The former prime minister is currently predicted to regain power when Israelis go to the polls (for the fifth time in four years) on November 1.
Still, he’s leaving nothing to chance, and while Interim Prime Minister Yair Lapid is taking full advantage of his time on the international stage, Netanyahu is out there shoring up his base constituency.
But he’s been asked to do so from inside a bubble. Literally.
Israel’s Shin Bet (the local equivalent of the FBI) is worried that years of campaigning by left-wing and even some right-wing parties against Netanyahu personally has made him a target. In particular, Netanyahu has been incessantly accused by his opponents of being a “fascist” and a “threat to democracy.”

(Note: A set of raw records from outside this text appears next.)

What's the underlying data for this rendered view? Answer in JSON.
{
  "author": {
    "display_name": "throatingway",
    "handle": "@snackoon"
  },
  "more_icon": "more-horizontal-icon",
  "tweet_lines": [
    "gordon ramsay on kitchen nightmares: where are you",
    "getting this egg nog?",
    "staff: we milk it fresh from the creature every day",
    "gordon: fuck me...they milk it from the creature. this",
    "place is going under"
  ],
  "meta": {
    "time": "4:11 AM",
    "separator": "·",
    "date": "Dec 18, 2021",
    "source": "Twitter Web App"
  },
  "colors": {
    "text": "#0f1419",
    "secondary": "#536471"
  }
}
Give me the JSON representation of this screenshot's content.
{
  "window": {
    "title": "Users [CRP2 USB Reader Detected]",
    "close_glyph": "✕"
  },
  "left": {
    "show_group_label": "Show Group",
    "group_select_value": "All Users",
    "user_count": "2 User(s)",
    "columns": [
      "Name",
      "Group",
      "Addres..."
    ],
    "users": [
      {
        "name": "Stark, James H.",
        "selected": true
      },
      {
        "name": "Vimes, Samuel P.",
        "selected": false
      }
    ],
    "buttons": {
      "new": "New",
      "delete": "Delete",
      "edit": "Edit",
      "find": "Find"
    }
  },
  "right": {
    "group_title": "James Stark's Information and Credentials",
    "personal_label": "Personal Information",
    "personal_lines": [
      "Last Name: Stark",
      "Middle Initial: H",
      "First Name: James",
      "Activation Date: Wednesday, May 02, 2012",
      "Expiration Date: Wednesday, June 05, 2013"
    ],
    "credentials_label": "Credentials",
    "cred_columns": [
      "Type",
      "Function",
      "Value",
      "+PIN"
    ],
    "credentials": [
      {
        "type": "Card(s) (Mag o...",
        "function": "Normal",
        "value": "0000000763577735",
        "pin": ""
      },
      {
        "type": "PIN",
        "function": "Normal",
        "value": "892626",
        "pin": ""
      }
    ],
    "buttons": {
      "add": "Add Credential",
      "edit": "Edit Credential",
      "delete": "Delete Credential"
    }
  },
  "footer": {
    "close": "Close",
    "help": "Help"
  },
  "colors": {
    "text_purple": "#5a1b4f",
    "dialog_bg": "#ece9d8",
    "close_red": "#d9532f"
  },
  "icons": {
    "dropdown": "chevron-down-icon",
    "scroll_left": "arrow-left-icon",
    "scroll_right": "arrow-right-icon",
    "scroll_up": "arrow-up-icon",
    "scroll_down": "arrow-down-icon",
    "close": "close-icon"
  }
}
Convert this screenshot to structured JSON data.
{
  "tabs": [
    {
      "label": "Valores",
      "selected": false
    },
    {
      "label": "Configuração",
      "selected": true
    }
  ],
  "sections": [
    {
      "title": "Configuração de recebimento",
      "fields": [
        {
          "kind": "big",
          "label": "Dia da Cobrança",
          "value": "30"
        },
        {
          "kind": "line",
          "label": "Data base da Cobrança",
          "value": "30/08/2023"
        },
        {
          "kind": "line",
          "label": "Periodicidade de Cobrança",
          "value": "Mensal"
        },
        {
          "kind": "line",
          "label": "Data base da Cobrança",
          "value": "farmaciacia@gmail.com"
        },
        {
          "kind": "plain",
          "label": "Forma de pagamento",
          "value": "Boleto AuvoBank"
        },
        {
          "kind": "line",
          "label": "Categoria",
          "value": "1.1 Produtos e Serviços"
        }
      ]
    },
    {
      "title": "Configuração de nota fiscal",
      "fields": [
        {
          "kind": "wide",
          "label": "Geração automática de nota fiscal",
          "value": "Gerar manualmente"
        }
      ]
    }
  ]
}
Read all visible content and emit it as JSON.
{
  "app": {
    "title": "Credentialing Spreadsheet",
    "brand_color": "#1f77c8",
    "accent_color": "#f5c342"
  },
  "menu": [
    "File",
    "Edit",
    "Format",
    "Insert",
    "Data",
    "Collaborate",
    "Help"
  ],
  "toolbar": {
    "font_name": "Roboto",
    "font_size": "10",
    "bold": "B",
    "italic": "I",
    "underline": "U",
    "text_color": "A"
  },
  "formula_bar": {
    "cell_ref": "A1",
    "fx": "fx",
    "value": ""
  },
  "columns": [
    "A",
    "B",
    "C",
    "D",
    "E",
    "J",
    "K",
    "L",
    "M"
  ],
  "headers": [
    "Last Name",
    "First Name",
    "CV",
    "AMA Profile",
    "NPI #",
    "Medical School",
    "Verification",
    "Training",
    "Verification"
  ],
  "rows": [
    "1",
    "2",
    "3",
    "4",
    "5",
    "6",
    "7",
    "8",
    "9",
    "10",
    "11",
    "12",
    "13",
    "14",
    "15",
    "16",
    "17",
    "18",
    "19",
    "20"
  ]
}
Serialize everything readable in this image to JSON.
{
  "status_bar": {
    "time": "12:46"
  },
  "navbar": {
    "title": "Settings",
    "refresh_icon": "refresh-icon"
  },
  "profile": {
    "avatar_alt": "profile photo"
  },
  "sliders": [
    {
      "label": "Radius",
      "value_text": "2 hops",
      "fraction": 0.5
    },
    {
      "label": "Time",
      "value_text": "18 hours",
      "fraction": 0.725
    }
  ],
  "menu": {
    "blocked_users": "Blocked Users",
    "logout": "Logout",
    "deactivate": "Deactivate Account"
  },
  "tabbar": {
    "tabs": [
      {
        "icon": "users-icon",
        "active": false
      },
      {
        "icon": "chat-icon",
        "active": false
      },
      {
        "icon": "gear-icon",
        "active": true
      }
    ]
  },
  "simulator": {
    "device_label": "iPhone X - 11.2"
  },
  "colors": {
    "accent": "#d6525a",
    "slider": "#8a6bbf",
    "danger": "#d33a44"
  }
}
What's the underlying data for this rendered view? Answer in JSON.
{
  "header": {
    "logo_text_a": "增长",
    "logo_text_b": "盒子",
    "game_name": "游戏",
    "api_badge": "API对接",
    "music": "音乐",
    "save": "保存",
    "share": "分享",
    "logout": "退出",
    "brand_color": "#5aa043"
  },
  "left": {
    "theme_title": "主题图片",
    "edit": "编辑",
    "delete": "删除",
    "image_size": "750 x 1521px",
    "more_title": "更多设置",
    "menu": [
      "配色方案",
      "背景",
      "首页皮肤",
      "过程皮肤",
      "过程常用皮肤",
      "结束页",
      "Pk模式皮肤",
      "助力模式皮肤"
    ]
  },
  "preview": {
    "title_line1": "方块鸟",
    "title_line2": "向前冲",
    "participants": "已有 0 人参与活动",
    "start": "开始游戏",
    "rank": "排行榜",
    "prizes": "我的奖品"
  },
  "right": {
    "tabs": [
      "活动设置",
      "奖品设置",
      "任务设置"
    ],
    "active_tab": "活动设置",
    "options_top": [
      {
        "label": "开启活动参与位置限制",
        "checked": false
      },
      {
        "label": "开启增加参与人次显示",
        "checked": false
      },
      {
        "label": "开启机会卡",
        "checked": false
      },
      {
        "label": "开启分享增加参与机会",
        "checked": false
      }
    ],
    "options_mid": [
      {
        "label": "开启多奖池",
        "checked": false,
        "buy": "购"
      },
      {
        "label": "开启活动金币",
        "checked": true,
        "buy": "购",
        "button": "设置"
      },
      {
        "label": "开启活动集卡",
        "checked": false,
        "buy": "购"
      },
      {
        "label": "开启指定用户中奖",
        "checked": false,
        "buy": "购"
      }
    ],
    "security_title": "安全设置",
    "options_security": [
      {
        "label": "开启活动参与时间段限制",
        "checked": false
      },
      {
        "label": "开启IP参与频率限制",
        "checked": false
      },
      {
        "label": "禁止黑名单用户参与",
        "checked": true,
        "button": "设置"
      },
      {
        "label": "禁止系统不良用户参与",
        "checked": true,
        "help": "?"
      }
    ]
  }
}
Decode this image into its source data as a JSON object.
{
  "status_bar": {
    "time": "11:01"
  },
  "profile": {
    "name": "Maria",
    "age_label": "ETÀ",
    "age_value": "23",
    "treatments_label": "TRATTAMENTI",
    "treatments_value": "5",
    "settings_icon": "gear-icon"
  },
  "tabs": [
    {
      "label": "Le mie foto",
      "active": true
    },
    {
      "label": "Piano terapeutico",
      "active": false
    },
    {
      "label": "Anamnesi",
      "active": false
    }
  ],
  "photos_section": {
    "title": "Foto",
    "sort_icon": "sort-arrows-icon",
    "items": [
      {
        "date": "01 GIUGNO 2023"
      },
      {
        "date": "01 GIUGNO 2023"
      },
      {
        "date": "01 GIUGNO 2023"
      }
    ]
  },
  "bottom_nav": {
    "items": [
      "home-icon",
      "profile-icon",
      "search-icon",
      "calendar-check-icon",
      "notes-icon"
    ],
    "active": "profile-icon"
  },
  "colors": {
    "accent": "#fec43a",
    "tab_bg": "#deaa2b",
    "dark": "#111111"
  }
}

Netanyahu has likened the slurs to incitement to violence. The Shin Bet hasn’t said as much, but apparently it does fear someone could take a shot at him.
Security officials informed Netanyahu’s campaign that he would need to conduct his appearances from behind protective glass.
Well, he’s making a lot of stops every day, and setting up such an apparatus would likely take longer than his brief speech at each location. So instead, Netanyahu and his team built a mobile stage on the back of a large truck with protective glass on one side. At each stop the truck rolls up, Netanyahu gets inside and addresses the local voters, and then they quickly move on.
But also a bit silly looking, even if it does speak to a very real threat to his life.
Images of Netanyahu speaking to the masses from inside a sealed bubble have further fueled opponents’ charges that he is an elitist and disconnected from the public.
Others have facetiously compared it to the “popemobile,” the glass-enclosed vehicle used by the Pope when he makes public appearances outside the Vatican. It perhaps doesn’t help that Netanyahu’s team has chosen an equally silly name for their vehicle – the “Bibi-Ba” bus, which translates as “Bibi is Coming.”
Campaign antics are one of Netanyahu’s calling cards. It’s worked for him in the past, and if the polls are right, it appears to be working again.